Robert Shaw, who died at 51 from a heart attack in 1978, is best remembered for his performance as the tough Ahab-esque shark hunter in “Jaws” just three years earlier. His death came during production on “Avalanche Express,” which was not only his last film, but also that of director and producer Mark Robson (“Peyton Place,” “Valley of the Dolls,” “Earthquake”), who suffered a fatal heart attack two months before Shaw did. The production company brought in Monte Hellman to finish Robson’s job as a director and Gene Corman to take over the role of producer.

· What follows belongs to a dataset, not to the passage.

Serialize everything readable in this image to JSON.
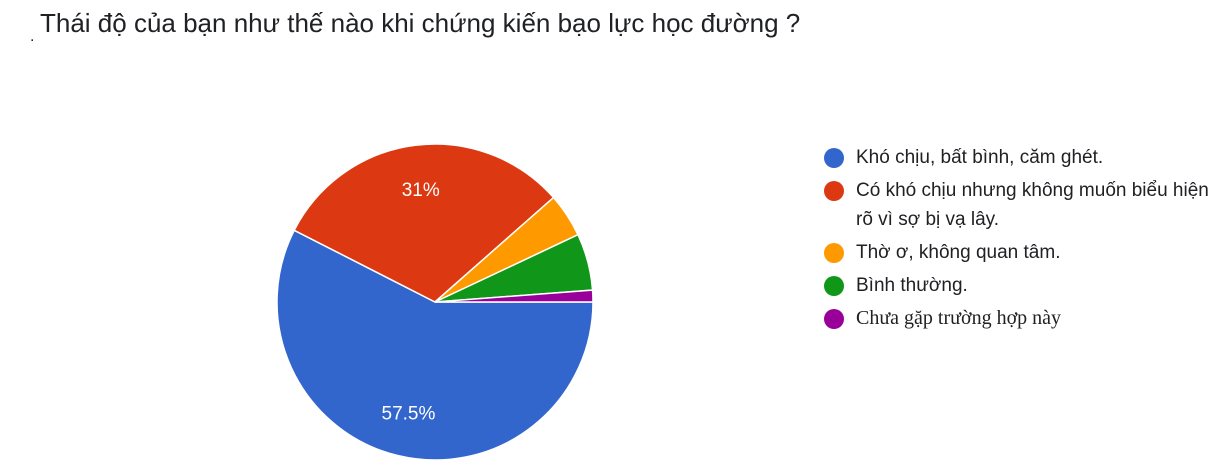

Moreover, Robert Rietti, an actor who was famous for his dubbing work, was hired to re-record all of Shaw’s dialogue after Shaw’s death: the filmmakers wanted to redo the dialogue in just one of Shaw’s scenes, but because he was no longer alive for this, it could only be appropriately accomplished by re-recording his lines in every one of his scenes. “Avalanche Express” was released in 1979 to negative reviews, with criticism for its acting and a certain messy aspect to its filmmaking that probably resulted from its production’s major setbacks.

4. “Saratoga” (1937)

One of the earliest examples of a film with this kind of tragic production history is “Saratoga,” the last film of Jean Harlow. Harlow rose to prominence as a major star in 1930s Hollywood; she was in the middle of filming “Saratoga” in 1937 when she died of kidney failure. (She was, in fact, in the middle of shooting a scene when her illness made her suddenly too sick to continue working; her death was a little over a week later). She was 26 years old. Public opinion compelled MGM not to bring in a new actor to complete “Saratoga”; instead, the film was finished via dubbing and body doubles.

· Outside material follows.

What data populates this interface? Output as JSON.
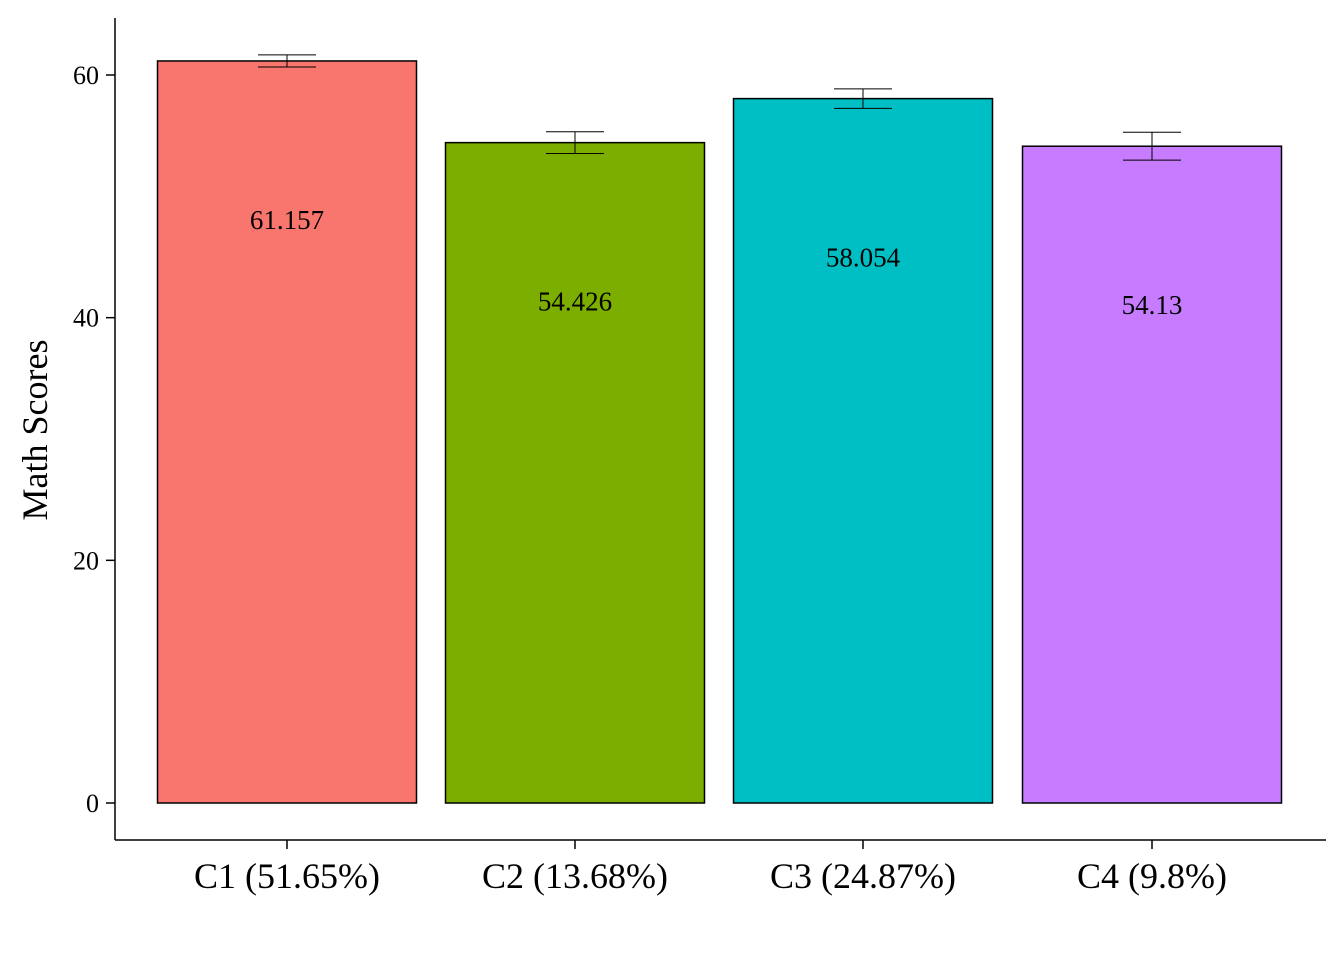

“Saratoga” would become the most financially successful film in Harlow’s brief but iconic and inspirational career. One actor whom she greatly influenced is Marilyn Monroe (1926-1962), who was intending to play Harlow onscreen at the time of her own tragic death from a drug overdose.

5. “The Imaginarium of Dr. Parnassus” (2009)

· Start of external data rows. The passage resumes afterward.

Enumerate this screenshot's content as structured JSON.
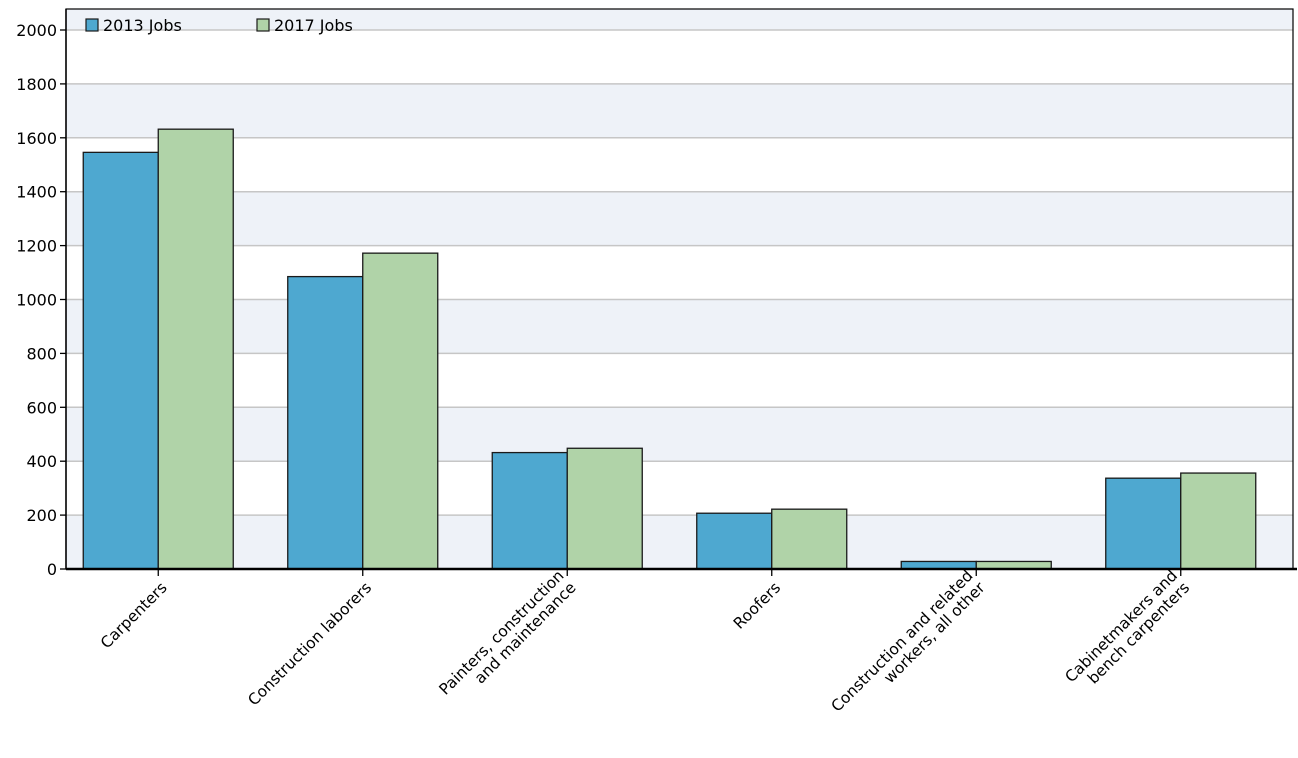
{
  "chart_data": {
    "type": "bar",
    "categories": [
      [
        "Carpenters"
      ],
      [
        "Construction laborers"
      ],
      [
        "Painters, construction",
        "and maintenance"
      ],
      [
        "Roofers"
      ],
      [
        "Construction and related",
        "workers, all other"
      ],
      [
        "Cabinetmakers and",
        "bench carpenters"
      ]
    ],
    "series": [
      {
        "name": "2013 Jobs",
        "color": "#4ea8d0",
        "values": [
          1546,
          1085,
          432,
          207,
          28,
          337
        ]
      },
      {
        "name": "2017 Jobs",
        "color": "#b0d3a8",
        "values": [
          1632,
          1172,
          448,
          222,
          28,
          356
        ]
      }
    ],
    "ylim": [
      0,
      2000
    ],
    "yticks": [
      0,
      200,
      400,
      600,
      800,
      1000,
      1200,
      1400,
      1600,
      1800,
      2000
    ],
    "grid": true,
    "legend_position": "top-left",
    "title": "",
    "xlabel": "",
    "ylabel": ""
  }
}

The final story on this list concerns the last film of Heath Ledger, who at the age of 28 had already established himself as a versatile A-lister when he died of an accidental prescription-drug overdose in 2008. He did not live to see the release of Christopher Nolan’s acclaimed “The Dark Knight” (2008), in which he earned a posthumous Oscar win for his performance as the villainous Joker, but he’d already finished all of his work on that film at the time of his death. This wasn’t the case for “The Imaginarium of Dr. Parnassus,” a fantasy film directed by Monty Python’s Terry Gilliam

As it happened, this film was about a fantastical dimension – the Imaginarium – in which people are transformed in accordance with their wishes and imaginations. In view of this, the similarly renowned actors Jude Law, Johnny Depp, and Colin Farrell were brought in to portray Ledger’s protagonist post-transformations. Gilliam took care to cast actors who had been good friends of Ledger, explaining in a contemporary CBS interview that “It had to be in the family somehow, I don’t know why; it was my attitude.” The film was released to moderately positive reviews.